Discourse parsing with RDF/LOD technology
Discourse parsing is concerned with understanding the hierarchical and relational structure of utterances in a text. Discourse semantics complement semantic parsing by capturing context dependencies and allowing to aggregate information over multiple sentences.
This involves several dimensions:
- discourse structure (hierarchical organization of the discourse)
- discourse relations (coherence relations between multiple discourse segments)
- discourse markers (explicit cues for discourse relations)
- frame semantics (implicit semantic roles)
- anaphora (coreference, bridging, event anaphora)
- etc.
So far, we've been focusing on
- interoperability: using RDF technology and ontologies to facilitate the interoperability between annotation schemas for discourse, coreference and information structure (OLiA Discourse Extensions, in the OLiA repository) (Chiarcos 2014)
- implicit discourse relations: discourse parsing of implicit relations (Rönnqvist, Schenk and Chiarcos 2017, in separate repository)
- interlinked discourse marker inventories: using RDF technology and the OLiA Discourse Extensions for creating discourse marker inventories that are linked across languages and theoretical frameworks (discourse marker inventories in OntoLex-Lemon) (Chiarcos and Ionov 2021)
- cross-lingual induction of discourse marker inventories over lexical resources, see
lexical-induction/
(Chiarcos 2022)
Research on discourse semantics which do not directly depend on either RDF or LOD technology is being dealt with in separate ACoLi repositories.
Contents
discourse-markers/
: OntoLex-Lemon edition of multilingual discourse marker inventories in RDF and as Linked Data
lexical-induction/
: Experiments on inducing multilingual discourse marker inventory stubs from discourse-markers/
and lexical knowledge graphs
In preparation:
- Experiments on inducing multilingual discourse marker inventory stubs from
discourse-markers/
and parallel corpora
- Experiments on inducing multilingual discourse marker annotations from
discourse-markers/
and parallel corpora
References
- Christian Chiarcos (2014), Towards interoperable discourse annotation.
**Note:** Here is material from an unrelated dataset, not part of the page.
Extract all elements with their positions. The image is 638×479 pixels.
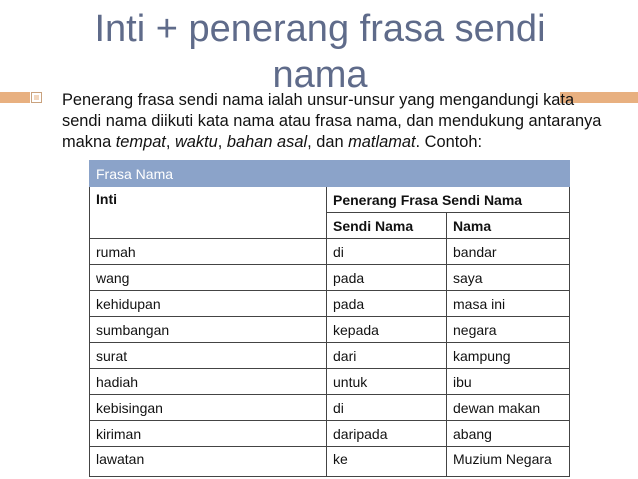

Discourse features in the Ontologies of Linguistic Annotation, In: Proceedings of the Ninth International Conference on Language Resources and Evaluation (LREC'14), May 2014, Reykjavik, Iceland, European Language Resources Association (ELRA)
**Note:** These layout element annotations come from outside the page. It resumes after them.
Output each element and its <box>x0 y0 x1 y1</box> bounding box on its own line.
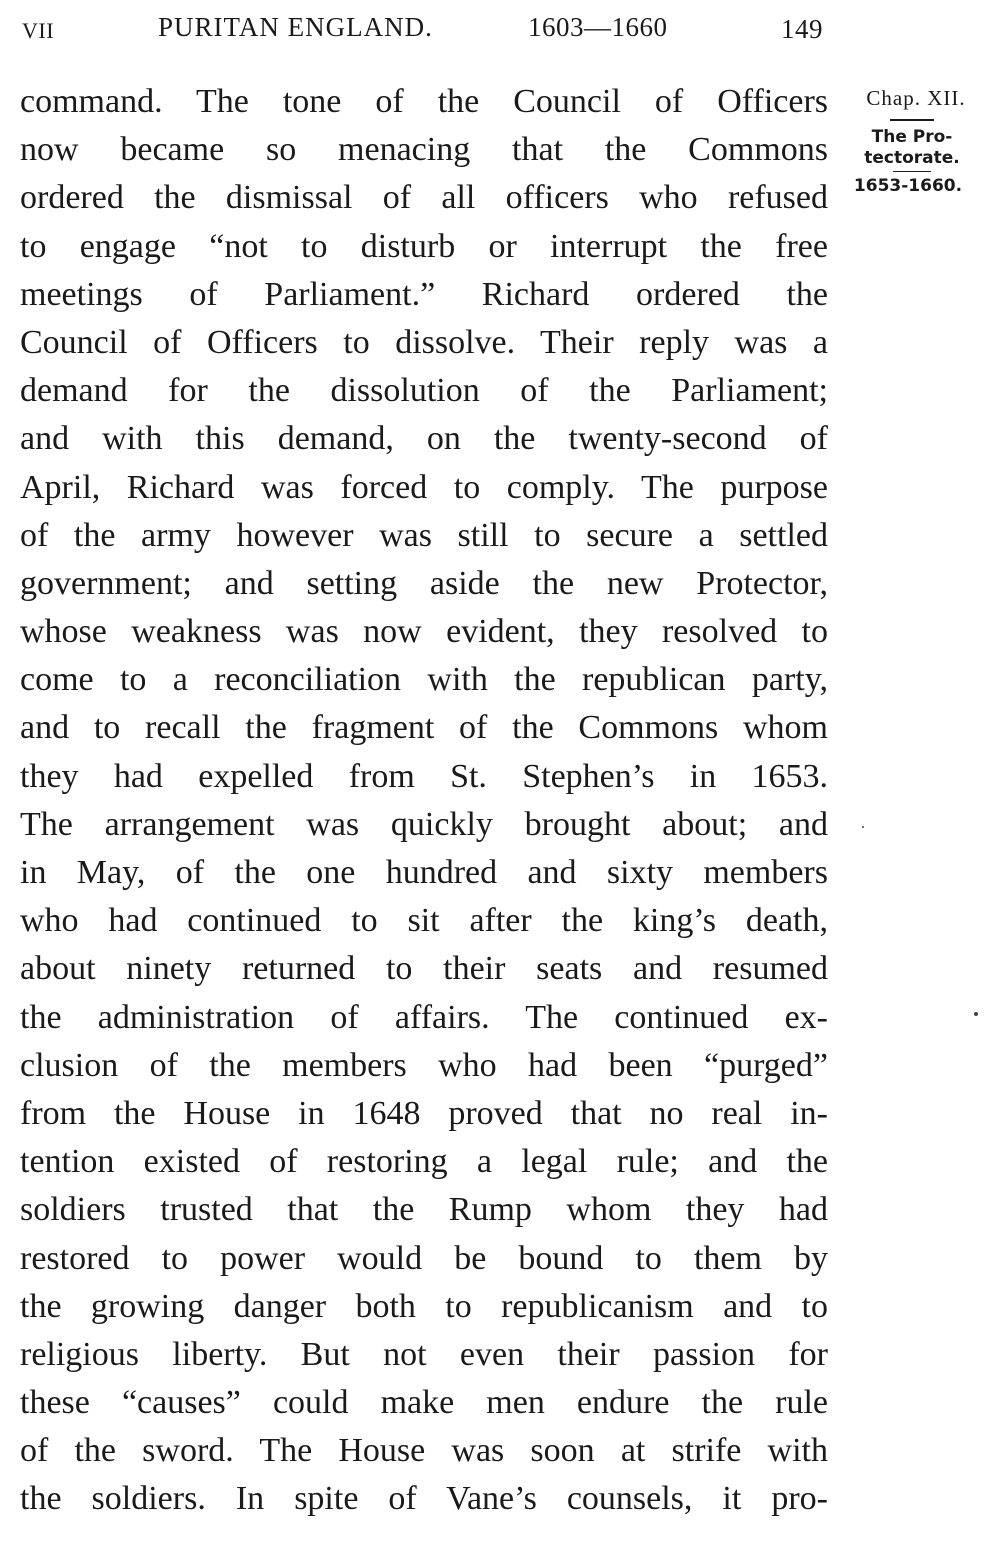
text-line: ordered the dismissal of all officers who refused <box>20 179 828 217</box>
text-line: the soldiers. In spite of Vane’s counsels, it pro- <box>20 1480 828 1518</box>
text-line: the administration of affairs. The continued ex- <box>20 998 828 1036</box>
marginal-topic-line: The Pro- <box>871 127 953 147</box>
marginal-rule <box>890 119 934 121</box>
text-line: The arrangement was quickly brought about; and <box>20 805 828 843</box>
text-line: whose weakness was now evident, they resolved to <box>20 613 828 651</box>
marginal-note <box>842 86 982 196</box>
text-line: to engage “not to disturb or interrupt the free <box>20 227 828 265</box>
body-text <box>20 78 828 1524</box>
text-line: now became so menacing that the Commons <box>20 131 828 169</box>
running-head-dates: 1603—1660 <box>528 12 668 42</box>
text-line: who had continued to sit after the king’s death, <box>20 902 828 940</box>
text-line: demand for the dissolution of the Parliament; <box>20 372 828 410</box>
text-line: from the House in 1648 proved that no real in- <box>20 1094 828 1132</box>
text-line: about ninety returned to their seats and resumed <box>20 950 828 988</box>
marginal-rule <box>893 171 931 172</box>
text-line: and to recall the fragment of the Commons whom <box>20 709 828 747</box>
page-number: 149 <box>781 14 823 44</box>
text-line: come to a reconciliation with the republican party, <box>20 661 828 699</box>
text-line: in May, of the one hundred and sixty members <box>20 854 828 891</box>
text-line: of the army however was still to secure a settled <box>20 516 828 554</box>
running-head <box>0 12 1000 52</box>
text-line: these “causes” could make men endure the rule <box>20 1384 828 1422</box>
text-line: Council of Officers to dissolve. Their reply was a <box>20 323 828 361</box>
running-head-chapter: VII <box>22 18 55 43</box>
marginal-dates: 1653-1660. <box>853 176 963 196</box>
text-line: clusion of the members who had been “purged” <box>20 1046 828 1084</box>
text-line: religious liberty. But not even their passion for <box>20 1335 828 1373</box>
text-line: the growing danger both to republicanism and to <box>20 1287 828 1325</box>
text-line: of the sword. The House was soon at strife with <box>20 1432 828 1470</box>
text-line: April, Richard was forced to comply. The purpose <box>20 468 828 506</box>
scan-speck <box>862 826 864 828</box>
text-line: soldiers trusted that the Rump whom they had <box>20 1191 828 1229</box>
text-line: they had expelled from St. Stephen’s in 1653. <box>20 757 828 795</box>
text-line: government; and setting aside the new Protector, <box>20 564 828 602</box>
text-line: command. The tone of the Council of Officers <box>20 83 828 120</box>
marginal-topic-line: tectorate. <box>864 148 960 168</box>
text-line: restored to power would be bound to them by <box>20 1239 828 1277</box>
text-line: meetings of Parliament.” Richard ordered the <box>20 275 828 313</box>
marginal-chapter: Chap. XII. <box>866 86 966 110</box>
marginal-topic <box>842 127 982 169</box>
text-line: tention existed of restoring a legal rule; and the <box>20 1143 828 1181</box>
scan-speck <box>974 1012 978 1016</box>
running-head-title: PURITAN ENGLAND. <box>158 12 433 42</box>
text-line: and with this demand, on the twenty-second of <box>20 420 828 458</box>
- Samuel Rönnqvist, Niko Schenk, and Christian Chiarcos (2017), A Recurrent Neural Model with Attention for the Recognition of Chinese Implicit Discourse Relations, In: Proceedings of the 55th Annual Meeting of the Association for Computational Linguistics (ACL-2017), July 2017, Vancouver, Canada, Association for Computational Linguistics
- Christian Chiarcos and Maxim Ionov (2021), Linking Discourse Marker Inventories. In: Proceedings of the Third Conference on Language, Data and Knowledge (LDK 2021), Sep 2021, Zaragoza, Spain, Schloss Dagstuhl -- Leibniz-Zentrum für Informatik, Open Access Series in Informatics (OASIcs), vol. 93
- Christian Chiarcos (2022/accepted), Inducing Discourse Marker Inventories from Lexical Knowledge Graphs. Accepted at LREC-2022, Marseille, France, June 2022.